Dissolved iron (dFe) supplied from terrestrial areas to the ocean via rivers is an essential nutrient that supports primary production in coastal and open ocean environments. However, the average dFe concentration in Japanese rivers is low (0.024 mg/L, National Institute of Radiological Sciences, 2006), and iron deficiency has been considered a potential cause of rocky-shore denudation (decline and degradation of seaweed communities) in some coastal areas. In contrast, rivers on the Sea of Japan side (Tohoku and Hokuriku regions) have relatively high dFe concentrations, often exceeding 0.10 mg/L, suggesting the presence of a unique supply mechanism in this region. However, the underlying causes remain unclear. Given that iron tends to be mobilized from reducing environments, this study hypothesizes that the extensive rice paddy areas on the Sea of Japan side function as a source of dFe. The supply of dFe from rice paddies to rivers has received little attention thus far, and data on its concentration levels and seasonal variations are still insufficient. If it is revealed that rice paddies contribute to dFe transport to the ocean via rivers, this would provide new insights into the multifunctionality of rice paddies.

To clarify the actual supply of dFe from rice paddies to rivers, this study conducted biweekly water sampling for one year (April 2024–March 2025) in the Omono River watershed in Akita Prefecture. Sampling was conducted at 12 sites, including six locations along the main river, five tributaries, and one paddy surface water site. The Yokote Basin (Yokote Bonchi), located in the midstream region of the Omono River Basin, is a major production area of Akita Prefecture's branded rice, Akita Komachi. Since irrigation water from the Omono River is eventually discharged back into the river, this area is also of concern regarding the potential impact of agricultural activities on water quality. If our hypothesis is correct, dFe concentrations should increase as the Omono River flows through the Yokote Basin.

In many locations along the main river and tributaries, dFe concentrations increased from June to July, following the rice paddy puddling process. In particular, two major agricultural drainage channels in the Yokote Basin—Omiya River and Yokote River—exhibited the highest concentrations of the year, reaching approximately 0.75 mg/L in late June. dFe concentrations in the main river also increased significantly as it passed through the Yokote Basin, rising from 0.114 mg/L to 0.271 mg/L in late June, highlighting the influence of inflows from these drainage channels. Additionally, dFe concentrations in paddy surface water increased from 0.161 mg/L in June to 1.019 mg/L in July. These findings suggest that during the flooded period after puddling, reducing conditions in paddy soils intensified, leading to the release of large amounts of dFe from rice paddies into the drainage system and eventually into the Omono River. Subsequently, during the midseason drainage, intermittent irrigation, and final drainage periods from July to September, dFe concentrations decreased at most sites. From October to January, no distinct seasonal variations were observed.

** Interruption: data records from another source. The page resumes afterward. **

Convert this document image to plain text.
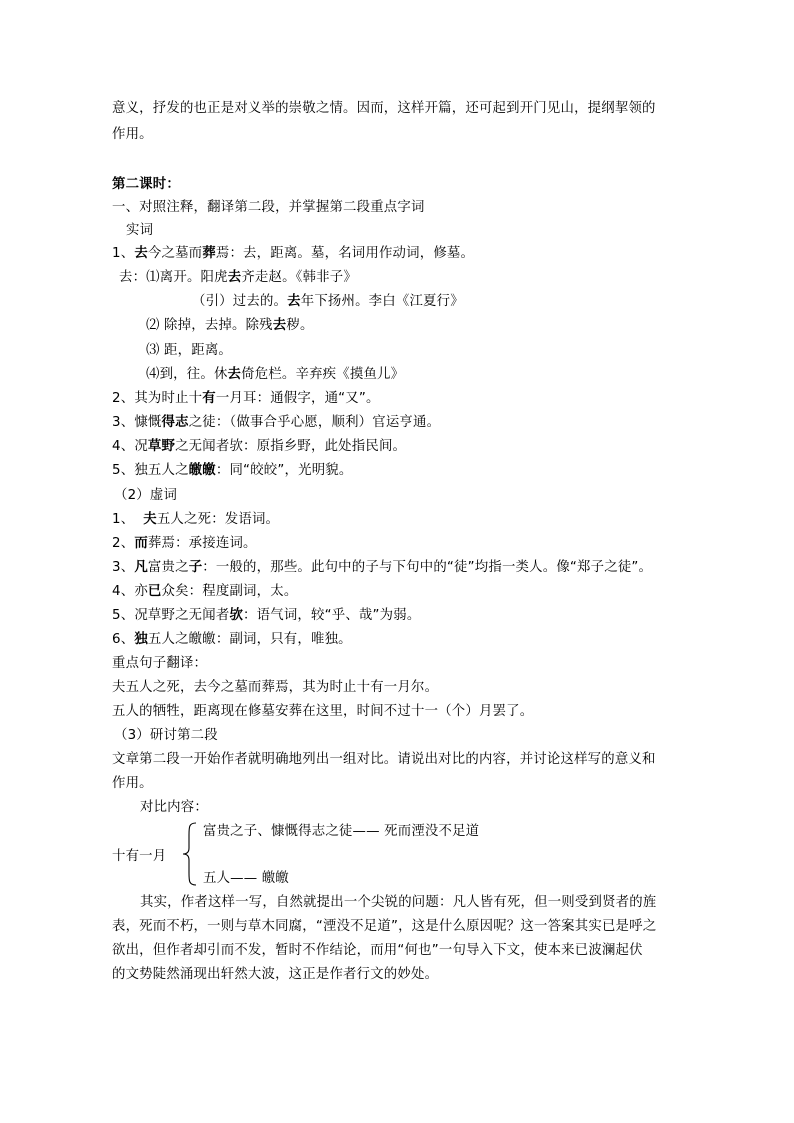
意义，抒发的也正是对义举的崇敬之情。因而，这样开篇，还可起到开门见山，提纲挈领的
作用。
第二课时：
一、对照注释，翻译第二段，并掌握第二段重点字词
实词
1、去今之墓而葬焉：去，距离。墓，名词用作动词，修墓。
去：⑴离开。阳虎去齐走赵。《韩非子》
（引）过去的。去年下扬州。李白《江夏行》
⑵ 除掉，去掉。除残去秽。
⑶ 距，距离。
⑷到，往。休去倚危栏。辛弃疾《摸鱼儿》
2、其为时止十有一月耳：通假字，通“又”。
3、慷慨得志之徒：（做事合乎心愿，顺利）官运亨通。
4、况草野之无闻者欤：原指乡野，此处指民间。
5、独五人之皦皦：同“皎皎”，光明貌。
（2）虚词
1、 夫五人之死：发语词。
2、而葬焉：承接连词。
3、凡富贵之子：一般的，那些。此句中的子与下句中的“徒”均指一类人。像“郑子之徒”。
4、亦已众矣：程度副词，太。
5、况草野之无闻者欤：语气词，较“乎、哉”为弱。
6、独五人之皦皦：副词，只有，唯独。
重点句子翻译：
夫五人之死，去今之墓而葬焉，其为时止十有一月尔。
五人的牺牲，距离现在修墓安葬在这里，时间不过十一（个）月罢了。
（3）研讨第二段
文章第二段一开始作者就明确地列出一组对比。请说出对比的内容，并讨论这样写的意义和
作用。
对比内容：
富贵之子、慷慨得志之徒—— 死而湮没不足道
十有一月
五人—— 皦皦
其实，作者这样一写，自然就提出一个尖锐的问题：凡人皆有死，但一则受到贤者的旌
表，死而不朽，一则与草木同腐，“湮没不足道”，这是什么原因呢？这一答案其实已是呼之
欲出，但作者却引而不发，暂时不作结论，而用“何也”一句导入下文，使本来已波澜起伏
的文势陡然涌现出轩然大波，这正是作者行文的妙处。
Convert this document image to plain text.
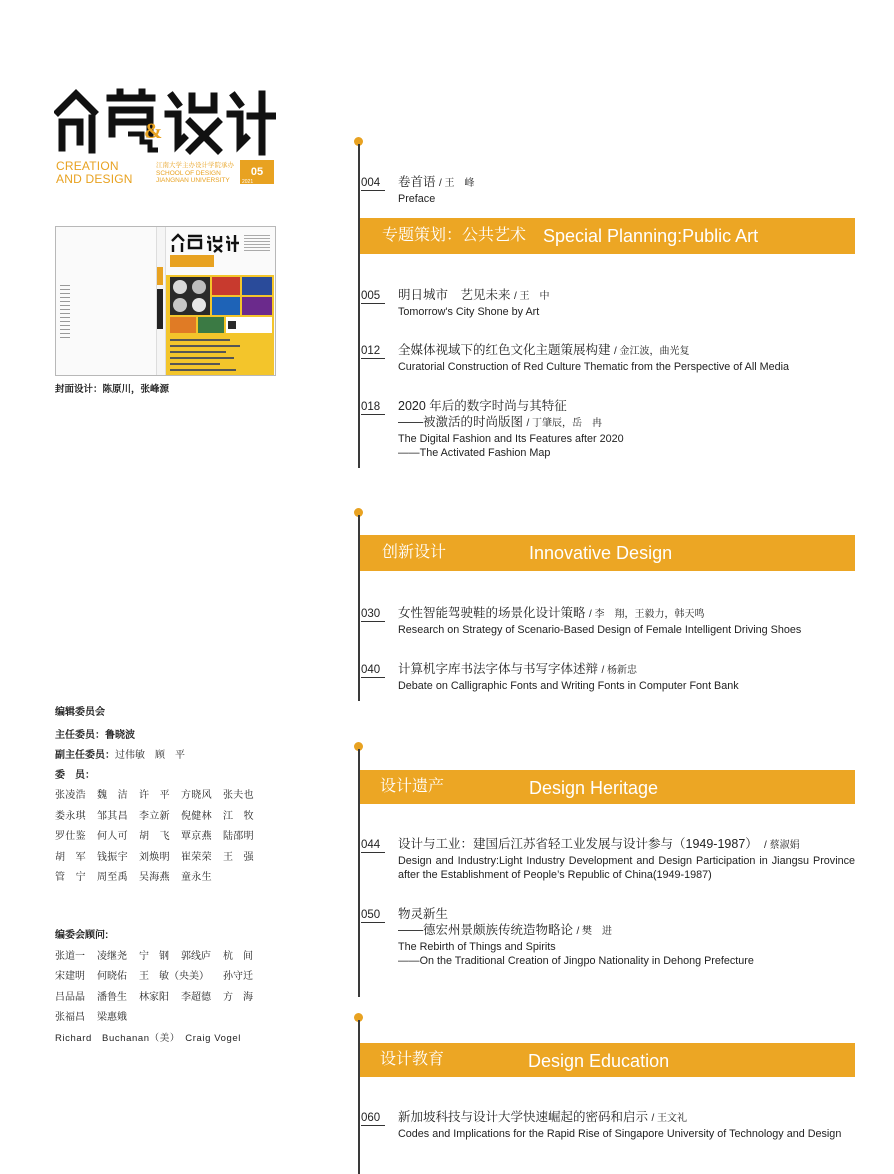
&
CREATION
AND DESIGN
江南大学主办设计学院承办
SCHOOL OF DESIGN
JIANGNAN UNIVERSITY
05
2021
封面设计：陈原川，张峰源
编辑委员会
主任委员：鲁晓波
副主任委员：过伟敏　顾　平
委　员：
张凌浩	魏　洁	许　平	方晓风	张夫也
娄永琪	邹其昌	李立新	倪健林	江　牧
罗仕鉴	何人可	胡　飞	覃京燕	陆邵明
胡　军	钱振宇	刘焕明	崔荣荣	王　强
管　宁	周至禹	吴海燕	童永生
编委会顾问:
张道一	凌继尧	宁　钢	郭线庐	杭　间
宋建明	何晓佑	王　敏（央美）	孙守迁
吕品晶	潘鲁生	林家阳	李超德	方　海
张福昌	梁惠娥
Richard　Buchanan（美）　Craig Vogel
004	卷首语 / 王　峰
Preface
专题策划：公共艺术 Special Planning:Public Art
005	明日城市　艺见未来 / 王　中
Tomorrow's City Shone by Art
012	全媒体视域下的红色文化主题策展构建 / 金江波，曲光复
Curatorial Construction of Red Culture Thematic from the Perspective of All Media
018	2020 年后的数字时尚与其特征
——被激活的时尚版图 / 丁肇辰，岳　冉
The Digital Fashion and Its Features after 2020
——The Activated Fashion Map
创新设计	Innovative Design
030	女性智能驾驶鞋的场景化设计策略 / 李　翔，王毅力，韩天鸣
Research on Strategy of Scenario-Based Design of Female Intelligent Driving Shoes
040	计算机字库书法字体与书写字体述辩 / 杨新忠
Debate on Calligraphic Fonts and Writing Fonts in Computer Font Bank
设计遗产	Design Heritage
044	设计与工业：建国后江苏省轻工业发展与设计参与（1949-1987）　 / 蔡淑娟
Design and Industry:Light Industry Development and Design Participation in Jiangsu Province after the Establishment of People’s Republic of China(1949-1987)
050	物灵新生
——德宏州景颇族传统造物略论 / 樊　进
The Rebirth of Things and Spirits
——On the Traditional Creation of Jingpo Nationality in Dehong Prefecture
设计教育	Design Education
060	新加坡科技与设计大学快速崛起的密码和启示 / 王文礼
Codes and Implications for the Rapid Rise of Singapore University of Technology and Design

Interestingly, however, dFe concentrations in Omiya River and Yokote River remained relatively high (0.20–0.50 mg/L) even after the irrigation season ended in September. The underlying mechanism is unclear, but given that most rice paddy soils in the Yokote Basin are gleysols, it is likely that sustained dFe supply occurs even during the non-irrigation period from autumn to winter. Furthermore, dFe concentrations at all sampling sites were strongly correlated with dissolved organic carbon (DOC) and dissolved manganese (dMn) concentrations throughout the study period (DOC: r = 0.56–0.98; dMn: r = 0.59–0.99). This suggests that the dFe present in the Omono River is predominantly organic-bound iron originating from reducing gleysols. Considering that dFe concentrations at the river mouth ranged from 0.072 to 0.153 mg/L, our findings indicate that despite seasonal fluctuations associated with irrigation, rice paddies serve as a significant and continuous source of dFe (primarily in organic-bound iron) to the Sea of Japan via the Omono River.